Learning-AI

ViT: An Image is Worth 16x16 Words: Transformers for Image Recognition at Scale

October 2020

tl;dr: Break images into 16x16 images patches as visual tokens to leverage the scalability of transformers.

Overall impression

This paper, together with earlier efforts from FAIR DETR ushers in an new era of the application of transformers in CV.

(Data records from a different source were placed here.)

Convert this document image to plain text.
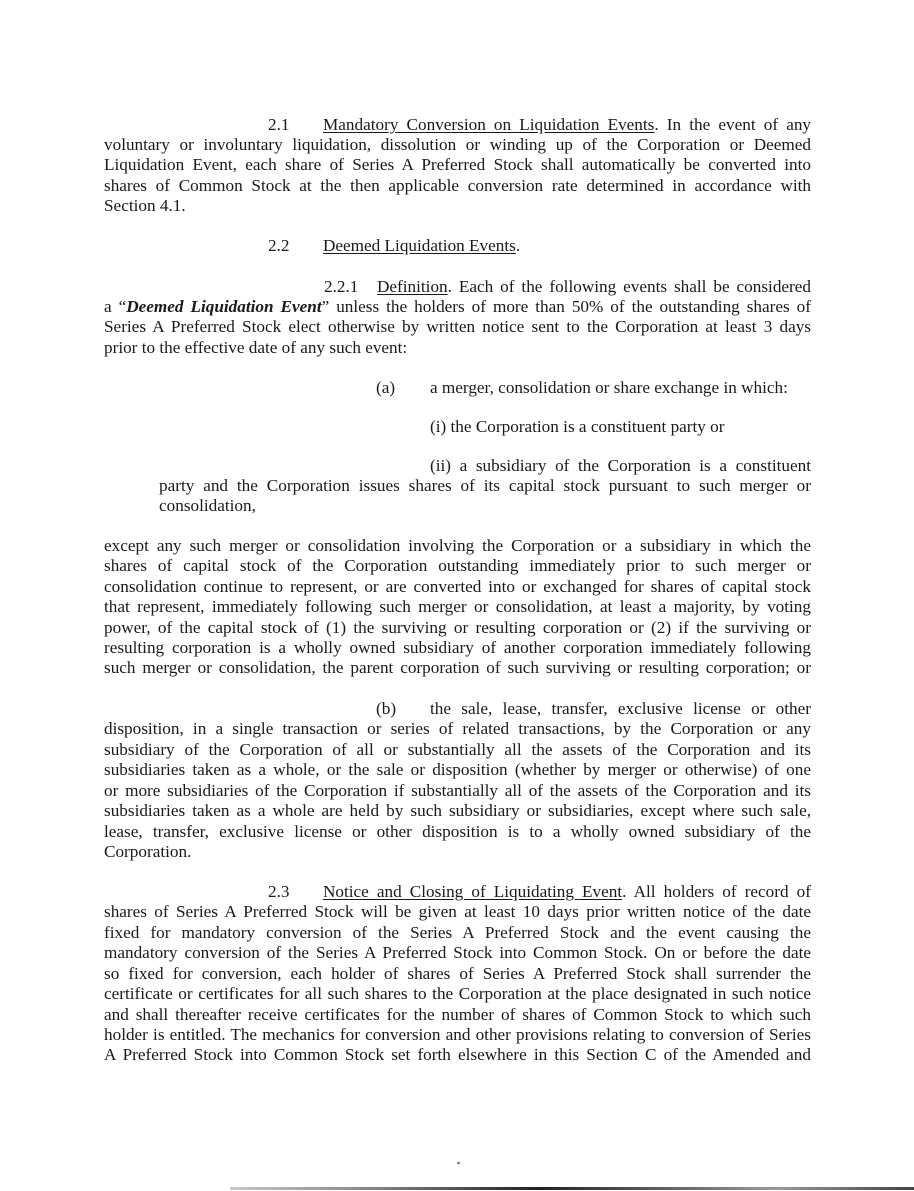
2.1 Mandatory Conversion on Liquidation Events. In the event of any
voluntary or involuntary liquidation, dissolution or winding up of the Corporation or Deemed
Liquidation Event, each share of Series A Preferred Stock shall automatically be converted into
shares of Common Stock at the then applicable conversion rate determined in accordance with
Section 4.1.
2.2 Deemed Liquidation Events.
2.2.1 Definition. Each of the following events shall be considered
a “Deemed Liquidation Event” unless the holders of more than 50% of the outstanding shares of
Series A Preferred Stock elect otherwise by written notice sent to the Corporation at least 3 days
prior to the effective date of any such event:
(a) a merger, consolidation or share exchange in which:
(i) the Corporation is a constituent party or
(ii) a subsidiary of the Corporation is a constituent
party and the Corporation issues shares of its capital stock pursuant to such merger or
consolidation,
except any such merger or consolidation involving the Corporation or a subsidiary in which the
shares of capital stock of the Corporation outstanding immediately prior to such merger or
consolidation continue to represent, or are converted into or exchanged for shares of capital stock
that represent, immediately following such merger or consolidation, at least a majority, by voting
power, of the capital stock of (1) the surviving or resulting corporation or (2) if the surviving or
resulting corporation is a wholly owned subsidiary of another corporation immediately following
such merger or consolidation, the parent corporation of such surviving or resulting corporation; or
(b) the sale, lease, transfer, exclusive license or other
disposition, in a single transaction or series of related transactions, by the Corporation or any
subsidiary of the Corporation of all or substantially all the assets of the Corporation and its
subsidiaries taken as a whole, or the sale or disposition (whether by merger or otherwise) of one
or more subsidiaries of the Corporation if substantially all of the assets of the Corporation and its
subsidiaries taken as a whole are held by such subsidiary or subsidiaries, except where such sale,
lease, transfer, exclusive license or other disposition is to a wholly owned subsidiary of the
Corporation.
2.3 Notice and Closing of Liquidating Event. All holders of record of
shares of Series A Preferred Stock will be given at least 10 days prior written notice of the date
fixed for mandatory conversion of the Series A Preferred Stock and the event causing the
mandatory conversion of the Series A Preferred Stock into Common Stock. On or before the date
so fixed for conversion, each holder of shares of Series A Preferred Stock shall surrender the
certificate or certificates for all such shares to the Corporation at the place designated in such notice
and shall thereafter receive certificates for the number of shares of Common Stock to which such
holder is entitled. The mechanics for conversion and other provisions relating to conversion of Series
A Preferred Stock into Common Stock set forth elsewhere in this Section C of the Amended and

Transformers lack some inductive biases inherent to CNNs, such as translation equivariance and locality, and thus do not generalize well when trained on insufficient amounts of data. However when trained on large amount of data, large scale training trumps inductive bias.

Key ideas

It is not scalable to apply transformers directly in pixel space, as the attention matrix scales quadratically with number of pixels, and thus quatically (4th power) with input image (lateral) size. Previous efforts also reduces images resolution and color space before applying transformers.
Split an image into patches and provide the sequence of linear embeddings of these patches as an input to a Transformer.
Self attention allows ViT to integrate info across the entire image even in the lowest layers. The attention distance is more like receptive field in CNN. CNN has to be deep to scale up the receptive field, but transformers do not need to be super deep (32 layers is already the huge setting in ViT).
Scalability
- Vision transformers (with similar size to ResNet) overfit to smaller datasets more than ResNet. This also shows that convolutional inductive bias is useful for smaller datasets, but for larger ones, learning the relevant patterns is sufficient, even beneficial. The performance of the model does not seem to saturate yet. This in a sense is similar to the scenario of ML vs DL.
- Transformer is in a sense a dynamic MLP, where the weights (attention) are generated on the fly.

Technical details

Each image patch has shape 16x16. Total number can vary. The paper title is a bit misleading. It is only true for a 256x256 image, where there would be 16x16 patches.
2D embedding works roughly the same as 1D embedding. Even 1D embedding can learn the 2D image topology row and col wise correlation as visualized in Fig. 7.
[class] token in Bert. –> Why do we need this?
Note that the transformer encoder can be stacked by layers. Base model has 12 layers, and Huge ViT model has 32 layers. The input are input into the encoder at the same time, not fed autoregressively, like in RNN.
Generalize into higher resolution by keeping the patch resolution the same. The positional embedding are 2D-interpolated (this is another source of inductive bias).
Using smaller resolution patch and longer sequence seems to improve the model performance.
Regarding inductive bias: The splitting of images into patches itself seems to be a kind of inductive bias to me. Also, maybe we need inductive bias for vision tasks. You will need 300 million samples to beat the biased CNN.

Notes

Yannic Kilcher’s explanation on youtube
Review on synced
Review on medium
The paper obviously comes from Google, as Yannic pointed out in his video.